Universitário que furou fila de vacinação contra Covid-19 pagará R$ 15 mil na Paraíba

O estudante de medicina Daniel Freire de Medeiros é filho do secretário de Vigilância em Saúde do Ministério da Saúde, Arnaldo Medeiros

Arnaldo Medeiros
Legenda: Uma das funções do pai do estudante na pasta é acompanhar e coordenar a compra de vacinas para a Covid-19
Foto: reprodução

Um universitário apontado como "fura-fila" da vacinação contra a Covid-19 em João Pessoa, Paraíba, terá que pagar R$ 15 mil à União. O estudante de medicina Daniel Freire de Medeiros é filho do secretário de Vigilância em Saúde do Ministério da Saúde, Arnaldo Medeiros.
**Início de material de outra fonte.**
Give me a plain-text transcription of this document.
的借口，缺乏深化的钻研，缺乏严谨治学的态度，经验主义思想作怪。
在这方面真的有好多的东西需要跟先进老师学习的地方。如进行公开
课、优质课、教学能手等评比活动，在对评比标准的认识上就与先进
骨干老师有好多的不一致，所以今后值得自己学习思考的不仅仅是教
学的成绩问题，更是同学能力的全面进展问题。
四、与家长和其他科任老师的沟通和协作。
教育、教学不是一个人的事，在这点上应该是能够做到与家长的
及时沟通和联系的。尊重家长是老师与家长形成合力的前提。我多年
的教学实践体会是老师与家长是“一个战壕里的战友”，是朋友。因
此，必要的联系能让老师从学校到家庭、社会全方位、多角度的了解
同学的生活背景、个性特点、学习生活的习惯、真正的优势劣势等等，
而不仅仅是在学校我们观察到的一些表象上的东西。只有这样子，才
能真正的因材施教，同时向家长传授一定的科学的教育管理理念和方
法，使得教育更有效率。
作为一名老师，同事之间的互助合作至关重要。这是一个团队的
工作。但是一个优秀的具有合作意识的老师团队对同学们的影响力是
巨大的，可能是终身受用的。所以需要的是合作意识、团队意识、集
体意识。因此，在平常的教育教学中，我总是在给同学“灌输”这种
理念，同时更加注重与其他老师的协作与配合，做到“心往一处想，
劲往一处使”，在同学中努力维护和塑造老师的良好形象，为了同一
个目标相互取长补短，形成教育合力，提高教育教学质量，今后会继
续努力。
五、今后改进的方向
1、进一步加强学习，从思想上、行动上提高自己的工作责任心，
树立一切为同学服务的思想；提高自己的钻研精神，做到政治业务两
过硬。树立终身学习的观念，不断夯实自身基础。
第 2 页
As informações são do portal Uol

Conforme as investigações do Ministério Público, o jovem tomou a primeira dose do imunizante da AstraZeneca no final de janeiro deste ano, período em que os principais grupos estavam sendo vacinados.

O estudante assinou um Termo de Ajustamento de Conduta (TAC), nesta quarta-feira (25), com o Ministério Público Federal (MPF) e com o Ministério Público da Paraíba (MPE-PB). Ele se comprometeu a pagar o valor pedido aos cofres públicos. No entanto, o documento não significa que o universitário assumiu que driblou o Plano Nacional de Imunização (PNI), na verdade, configura como uma espécie de "correção moral". 

Na época em que foi vacinado, o universitário cursava o oitavo período do curso de medicina. Quando o fato se tornou público, ele afirmou que não houve irregularidade, pois era estagiário em um hospital da capital paraibana, o que, segundo o jovem, o habilitaria a receber o imunizante em janeiro. No entanto, os demais estudantes da área da saúde só foram vacinados quatro meses depois, em maio. 

Conforme o TAC, Medeiros se comprometeu a destinar a quantia de R$ 15 mil para hospitais públicos de João Pessoa que atendem pacientes com Covid-19. Os hospitais serão indicados pelo Ministério Público. 

Um servidor público da Paraíba, também apontado como "fura-fila", deverá desembolsar R$ 8 mil para um hospital de referência no tratamento de doenças infectocontagiosas no Estado. Ele não teve a identidade divulgada. 

O caso

O episódio de Daniel de Medeiros foi divulgado pelo jornal Estadão, em maio. Na época, ele disse que desde janeiro, início da vacinação, estudantes de medicina estavam sendo imunizados contra o novo coronavírus em João Pessoa. No entanto, a reportagem apurou que os estudantes mencionados pelo universitário já estavam no estágio de internato, o que não era o caso dele.

Medeiros disse ainda que por fazer estágio voluntário, não remunerado, no Hospital São Vicente de Paulo, e se expor ao contato com o vírus, justificaria a prioridade na vacinação. Segundo ele, entre as funções que desempenhava, o trato com pacientes infectados com Covid-19 era uma delas, o que demandaria que ele fosse imunizado. 

Ainda conforme a reportagem, a vacinação do universitário veio a público graças ao próprio, que comentou com colegas do curso que já havia recebido o fármaco. 

Em maio, a instituição de ensino de Medeiros encaminhou à Secretaria de Saúde do município a relação com alunos aptos a serem vacinados segundo as regras — inclusive ele. Porém, ele foi o único a se imunizar em janeiro, segundo o Portal da Transparência.

O diretor do hospital, o médico George Guedes Pereira disse, na época, que o universitário "acompanha e auxilia em cirurgias, e também atende pacientes com covid, de tal forma que foi oferecida a ele a cobertura vacinal". O gestor também afirmou que poucos estagiários voluntários como Daniel se dispuseram a continuar no trabalho após o início da pandemia.

"Os que estavam em estágio e que solicitaram (a vacinação) foram sim (vacinados)", disse ele, sem informar qual o número de pessoas que foram vacinadas na mesma situação do filho do secretário. Pereira ainda afirmou que o Estadão era "um lixo", "uma porcaria" e que seus jornalistas eram "doutrinadores de esquerda".